Durch die anderen Bücher von Susann Pásztor wusste ich bereits, dass man bei ihr vor keinem Thema Angst haben muss. Sie schreibt nicht kitschig, drückt nicht auf die Tränendrüse, hängt nicht an Klischees - sie schreibt einfach ehrlich. Ihr Stil ist - so auch hier - warmherzig, gefühlvoll, unpathetisch, humorvoll, verständnisvoll, menschlich, einflühlsam. Dabei gestaltet sie die Dialoge oft knochentrocken und mit viel hintergründiger Ironie, was mir besonders gefällt.

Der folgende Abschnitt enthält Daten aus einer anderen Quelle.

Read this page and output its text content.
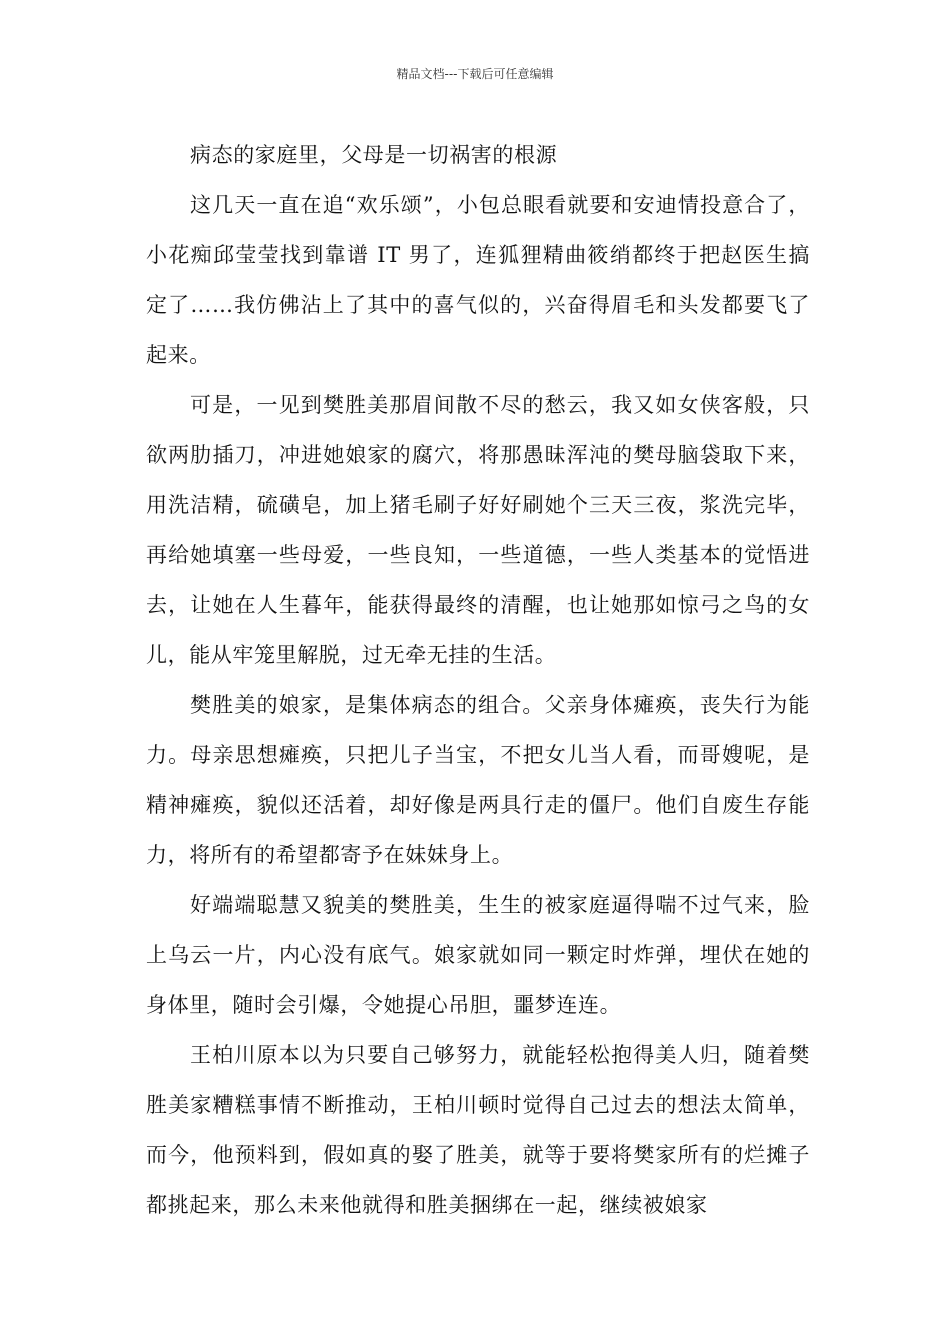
精品文档---下载后可任意编辑

病态的家庭里，父母是一切祸害的根源

这几天一直在追“欢乐颂”，小包总眼看就要和安迪情投意合了，小花痴邱莹莹找到靠谱 IT 男了，连狐狸精曲筱绡都终于把赵医生搞定了……我仿佛沾上了其中的喜气似的，兴奋得眉毛和头发都要飞了起来。

可是，一见到樊胜美那眉间散不尽的愁云，我又如女侠客般，只欲两肋插刀，冲进她娘家的腐穴，将那愚昧浑沌的樊母脑袋取下来，用洗洁精，硫磺皂，加上猪毛刷子好好刷她个三天三夜，浆洗完毕，再给她填塞一些母爱，一些良知，一些道德，一些人类基本的觉悟进去，让她在人生暮年，能获得最终的清醒，也让她那如惊弓之鸟的女儿，能从牢笼里解脱，过无牵无挂的生活。

樊胜美的娘家，是集体病态的组合。父亲身体瘫痪，丧失行为能力。母亲思想瘫痪，只把儿子当宝，不把女儿当人看，而哥嫂呢，是精神瘫痪，貌似还活着，却好像是两具行走的僵尸。他们自废生存能力，将所有的希望都寄予在妹妹身上。

好端端聪慧又貌美的樊胜美，生生的被家庭逼得喘不过气来，脸上乌云一片，内心没有底气。娘家就如同一颗定时炸弹，埋伏在她的身体里，随时会引爆，令她提心吊胆，噩梦连连。

王柏川原本以为只要自己够努力，就能轻松抱得美人归，随着樊胜美家糟糕事情不断推动，王柏川顿时觉得自己过去的想法太简单，而今，他预料到，假如真的娶了胜美，就等于要将樊家所有的烂摊子都挑起来，那么未来他就得和胜美捆绑在一起，继续被娘家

Gerade bei einem solch doch recht ernsten Thema ist dies einmal mehr eine überaus gelungene Mischung.

Phil blieb mit der fremden Frau allein im Wohnzimmer zurück. Er suchte verzweifelt nach etwas, das er sagen konnte, aber das Einzige, was ihm einfiel, war 'Ich bin Phil Wiener, und wer verdammt noch mal sind Sie?', und das ging nicht, denn er war das Kind hier und konnte solche Fragen nicht stellen, auch wenn er gerade das Gefühl hatte, von lauter Irren umgeben zu sein (...) und Phil fand, es war eigentlich ein guter Moment, um sich komplett in Luft aufzulösen oder an einem sicheren Ort abzuwarten, bis er volljährig war." (S. 131 f.)

Dennoch oder gerade deswegen berührt die Geschichte. Dabei wird sie nicht auf das Thema Sterben und Sterbebegleitung reduziert, sondern erzählt vielmehr vom Leben. Von Karla erfährt der Leser nur so viel, wie sie ihn von sich wissen lassen möchte - ihre Antworten sind oft abweisend, manchmal aber auch nicht, und wichtig ist ihr nur, dass sie ihre letzten Wochen selbstbestimmt gestalten kann. Fred und Phil jedoch sind zwei einsame Individuen, die sich mögen, aber nicht so recht wissen, wie sie miteinander reden können. Karla und ihr Sterben dient da unbewusst als Katalysator, denn plötzlich bewegen sich Vater und Sohn aufeinander zu. Und gehen gemeinsam ins Leben.

Lachen und Weinen liegen hier ganz dicht beieinander, und doch fühlte sich das Lesen die ganze Zeit über gut an. Susann Pásztor führt sicher durch die Erzählung, lässt hier kein Gefühl überhand nehmen und sorgt dafür, dass das Buch mit einem Gedanken geschlossen wird: Lust. Auf. Leben.

Ich wünsche mir noch viele, viele Bücher von Susann Pásztor.